16 runnable research modules that prove every data quality claim with code. Designed for institutional due diligence and quantitative research.

```bash
# Install research dependencies
uv sync --group research

# Run a proof
python research/quantitative/pit_correctness_proof.py
python research/quality_proof/balance_sheet_check.py
```

---
# 📊 Excel Integration

**Stream live SEC fundamental data directly into your spreadsheets.
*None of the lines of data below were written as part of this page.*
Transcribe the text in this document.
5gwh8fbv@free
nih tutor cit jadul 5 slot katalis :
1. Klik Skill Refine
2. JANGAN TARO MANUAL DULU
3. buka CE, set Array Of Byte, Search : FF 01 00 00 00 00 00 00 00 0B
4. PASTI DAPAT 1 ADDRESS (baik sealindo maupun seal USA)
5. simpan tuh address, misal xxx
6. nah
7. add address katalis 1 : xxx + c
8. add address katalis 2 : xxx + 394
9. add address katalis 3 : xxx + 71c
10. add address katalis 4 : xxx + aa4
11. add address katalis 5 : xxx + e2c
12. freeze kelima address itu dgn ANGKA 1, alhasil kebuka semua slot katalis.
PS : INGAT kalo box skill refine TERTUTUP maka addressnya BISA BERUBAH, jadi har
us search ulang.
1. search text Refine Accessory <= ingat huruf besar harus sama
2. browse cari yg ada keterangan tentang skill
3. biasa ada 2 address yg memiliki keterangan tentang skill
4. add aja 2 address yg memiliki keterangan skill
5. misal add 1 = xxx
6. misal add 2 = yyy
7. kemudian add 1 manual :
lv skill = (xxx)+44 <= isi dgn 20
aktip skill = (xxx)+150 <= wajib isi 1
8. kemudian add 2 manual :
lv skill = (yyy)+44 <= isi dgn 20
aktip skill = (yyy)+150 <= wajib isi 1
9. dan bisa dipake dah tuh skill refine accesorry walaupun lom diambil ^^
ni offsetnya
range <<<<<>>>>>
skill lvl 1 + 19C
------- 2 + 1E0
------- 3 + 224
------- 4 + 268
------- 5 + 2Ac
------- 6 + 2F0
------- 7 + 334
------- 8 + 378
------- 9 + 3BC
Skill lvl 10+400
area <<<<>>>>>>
No Python, or complex scripts, just pure data power.**

### ⚡ Quick Start
Get up and running in less than 60 seconds.

1.  **Download Template:** Get the [`valuein-fundamentals.xlsx`](excel/valuein-fundamentals.xlsx) workbook.
2.  **Authorize:** Open the workbook and enter your API token in the **Connectivity Guide** sheet.
3.  **Sync Data:** Click **`Data > Refresh All`**.

> [!TIP]
> Data streams directly from Parquet files on Cloudflare R2, ensuring high-speed transfers and minimal local overhead.

### 🛠 Requirements
* **Microsoft 365** (Build 16.0.17531 or later)
* Active API Token

### 📂 Pre-Configured Sheets
The workbook includes **8 high-performance sheets** ready for analysis:

* **Financials:** Income Statement, Balance Sheet, Cash Flow
* **Metadata:** Entities, Securities, Filings
* **Reference:** Index Membership, Data Dictionary

### 🧑‍💻 Developer Customization
For those who prefer a "Do It Yourself" approach, the raw **M-language** source files for Power Query are available in the [`excel/power-query/`](excel/power-query/) directory. You can use these to build custom connections in your existing workbooks.
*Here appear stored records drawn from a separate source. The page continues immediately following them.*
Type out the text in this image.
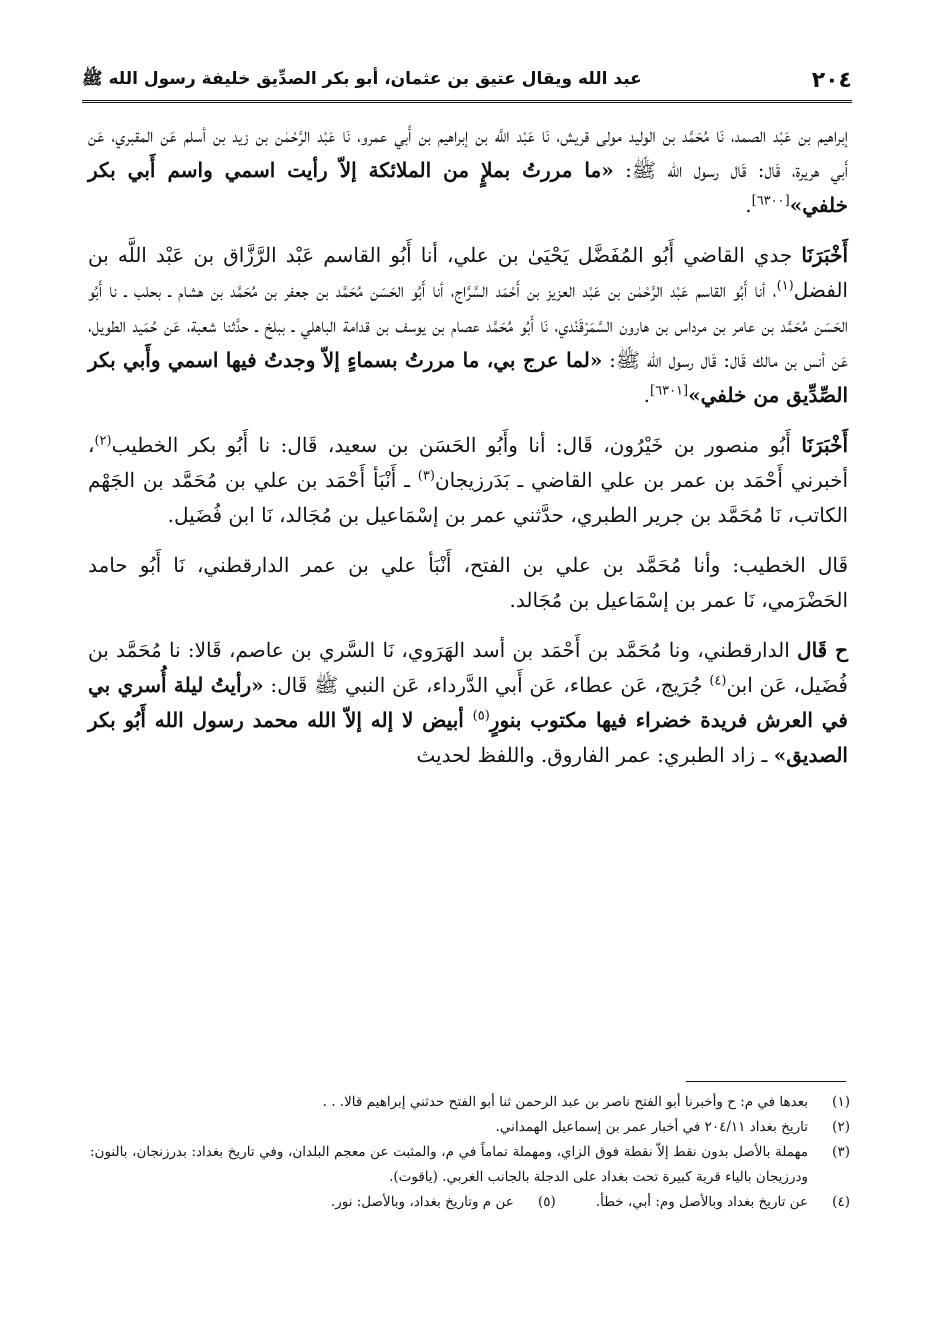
٢٠٤
عبد الله ويقال عتيق بن عثمان، أبو بكر الصدِّيق خليفة رسول الله ﷺ

إبراهيم بن عَبْد الصمد، نَا مُحَمَّد بن الوليد مولى قريش، نَا عَبْد اللَّه بن إبراهيم بن أَبي عمرو، نَا عَبْد الرَّحْمٰن بن زيد بن أسلم عَن المقبري، عَن أَبي هريرة، قَال: قَال رسول الله ﷺ: «ما مررتُ بملإٍ من الملائكة إلاّ رأيت اسمي واسم أَبي بكر خلفي»[٦٣٠٠].

أَخْبَرَنَا جدي القاضي أَبُو المُفَضَّل يَحْيَىٰ بن علي، أنا أَبُو القاسم عَبْد الرَّزَّاق بن عَبْد اللَّه بن الفضل$^{(١)}$، أنا أَبُو القاسم عَبْد الرَّحْمٰن بن عَبْد العزيز بن أَحْمَد السَّرَّاج، أنا أَبُو الحَسَن مُحَمَّد بن جعفر بن مُحَمَّد بن هشام ـ بحلب ـ نا أَبُو الحَسَن مُحَمَّد بن عامر بن مرداس بن هارون السَّمَرْقَنْدي، نَا أَبُو مُحَمَّد عصام بن يوسف بن قدامة الباهلي ـ ببلخ ـ حدَّثنا شعبة، عَن حُمَيد الطويل، عَن أنس بن مالك قَال: قَال رسول الله ﷺ: «لما عرج بي، ما مررتُ بسماءٍ إلاّ وجدتُ فيها اسمي وأَبي بكر الصِّدِّيق من خلفي»[٦٣٠١].

أَخْبَرَنَا أَبُو منصور بن خَيْرُون، قَال: أنا وأَبُو الحَسَن بن سعيد، قَال: نا أَبُو بكر الخطيب$^{(٢)}$، أخبرني أَحْمَد بن عمر بن علي القاضي ـ بَدَرزيجان$^{(٣)}$ ـ أَنْبَأ أَحْمَد بن علي بن مُحَمَّد بن الجَهْم الكاتب، نَا مُحَمَّد بن جرير الطبري، حدَّثني عمر بن إسْمَاعيل بن مُجَالد، نَا ابن فُضَيل.

قَال الخطيب: وأنا مُحَمَّد بن علي بن الفتح، أَنْبَأ علي بن عمر الدارقطني، نَا أَبُو حامد الحَضْرَمي، نَا عمر بن إسْمَاعيل بن مُجَالد.

ح قَال الدارقطني، ونا مُحَمَّد بن أَحْمَد بن أسد الهَرَوي، نَا السَّري بن عاصم، قَالا: نا مُحَمَّد بن فُضَيل، عَن ابن$^{(٤)}$ جُرَيج، عَن عطاء، عَن أَبي الدَّرداء، عَن النبي ﷺ قَال: «رأيتُ ليلة أُسري بي في العرش فريدة خضراء فيها مكتوب بنورٍ$^{(٥)}$ أبيض لا إله إلاّ الله محمد رسول الله أَبُو بكر الصديق» ـ زاد الطبري: عمر الفاروق. واللفظ لحديث

(١)
بعدها في م: ح وأخبرنا أبو الفتح ناصر بن عبد الرحمن ثنا أبو الفتح حدثني إبراهيم قالا. . .
(٢)
تاريخ بغداد ٢٠٤/١١ في أخبار عمر بن إسماعيل الهمداني.
(٣)
مهملة بالأصل بدون نقط إلاّ نقطة فوق الزاي، ومهملة تماماً في م، والمثبت عن معجم البلدان، وفي تاريخ بغداد: بدرزنجان، بالنون: ودرزيجان بالياء قرية كبيرة تحت بغداد على الدجلة بالجانب الغربي. (ياقوت).
(٤)
عن تاريخ بغداد وبالأصل وم: أبي، خطأ.
(٥)
عن م وتاريخ بغداد، وبالأصل: نور.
📖 **Need more help?** View the [Full Setup Walkthrough](docs/excel-guide.md).


### 📊 Research Modules

**`research/fundamental/`** — Financial statement analysis workflows
- Income statement, balance sheet, cash flow, DuPont decomposition, Altman Z-Score

**`research/quantitative/`** — Factor model and strategy research
- PIT correctness proof, survivorship bias quantification, restatement tracking as short signal, sector rotation

**`research/data_engineering/`** — XBRL normalization and pipeline analysis
- Concept mapping explorer, taxonomy coverage, filing timeline, data freshness by sector

**`research/quality_proof/`** — Automated data quality validation
- Zero PIT violations, balance sheet equation check (Assets = Liabilities + Equity within 1%), coverage report, SEC cross-reference spot-check

See [`research/README.md`](research/README.md) for a full breakdown of what each module proves and the key metric it validates.

---

## 🤝 Contributing

We welcome contributions including SQL templates, notebooks, scripts, research modules, and documentation improvements.

See [CONTRIBUTING.md](CONTRIBUTING.md) for code standards, naming conventions, and the PR process.

## 📄 License

Apache-2.0 License — see [LICENSE](LICENSE).

**Disclosure:** This repository is for research and educational purposes
only and does not constitute financial advice.